Re-replication was induced for 3 hr in unarrested cycling cells (see S4 Fig), which were then analyzed as described in Fig. 1A. (A) Frequencies of red/white sectored colonies after re-replication (see S7 Table) are presented as the mean ± SD (n ≥ 3) and shown to be significantly higher for ARS317 at CEN5 versus no ARS317 at CEN5 (** p = 0.002). (B) Estimates of 2:0 segregation frequencies after re-replication were calculated as described for Fig. 2C (see S4 and S8 Tables). (C) Frequencies of red/pink sectored colonies after re-replication (see S7 Table) are presented as the mean ± SD (n ≥ 3) and shown to be significantly higher for ARS317 at CEN5 versus no ARS317 at CEN5 (*** p = 2.2x10^–5). (D) Estimates of 2:1 segregation frequencies after re-replication were calculated as described for Fig. 3B (see S5 and S8 Tables).

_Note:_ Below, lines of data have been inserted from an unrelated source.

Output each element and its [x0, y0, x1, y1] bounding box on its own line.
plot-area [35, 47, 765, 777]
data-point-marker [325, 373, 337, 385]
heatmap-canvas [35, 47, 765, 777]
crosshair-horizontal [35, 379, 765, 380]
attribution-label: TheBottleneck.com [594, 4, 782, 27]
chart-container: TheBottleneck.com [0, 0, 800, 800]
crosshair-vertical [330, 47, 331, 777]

Fig 5. Spindle dependent dynamic separation and movement of re-replicated centromeres.

Exponentially-growing cells with either ARS317 integrated near CEN5 (YJL10671/YJL10672) or not integrated at all (YJL10665/YJL10666) were induced to re-replicate for three hours by addition of galactose. During this time, the DNA damage response triggered by re-replication caused both strains to arrest in metaphase with intact mitotic spindles. Cells were shifted to dextrose containing media to limit further induction of re-replication before being imaged live, initially in the absence of nocodazole then 2 hr after addition of nocodazole. (A) Spots corresponding to the TET operator arrays positioned near CEN5 and bound to tdTomato-tagged TET repressors are indicated by arrowheads. (B) Quantification of the number of spots observed before and after nocodazole addition in cells with ARS317 near CEN5 or without ARS317. The number of cells scored pre-nocodazole is charted based on initial spot number, with each bar divided into the number of cells retaining one, two, three, or four spots after nocodazole treatment (see S6 Table). Each strain in both trials was scored for ≥ 100 cells. (C) Video microscopy in a single Z-plane of a live cell that has undergone centromeric re-replication. The three spots corresponding to TET operator arrays bound to tdTomato-tagged TET repressors (on the left of CEN5) are indicated by arrowheads in the first and last panels.

Fig 6. Possible ways for centromeric re-replication to perturb chromosome segregation.

Normal sister chromatids are bilaterally symmetric and held together via cohesin to ensure their bi-orientation with respect to the spindle poles. Centromere re-replication disrupts this bilateral symmetry and can lead to abnormal bipolar attachment of a single chromatid to both spindle poles. During anaphase, this bipolar attachment could lead to a 2:0 segregation pattern. Alternatively the affected sister chromatid could break and repair in a RAD52-dependent manner to produce a 2:1 segregation pattern. Also conceivable but not shown are disruption of kinetochore function or pericentromeric cohesion by re-replication.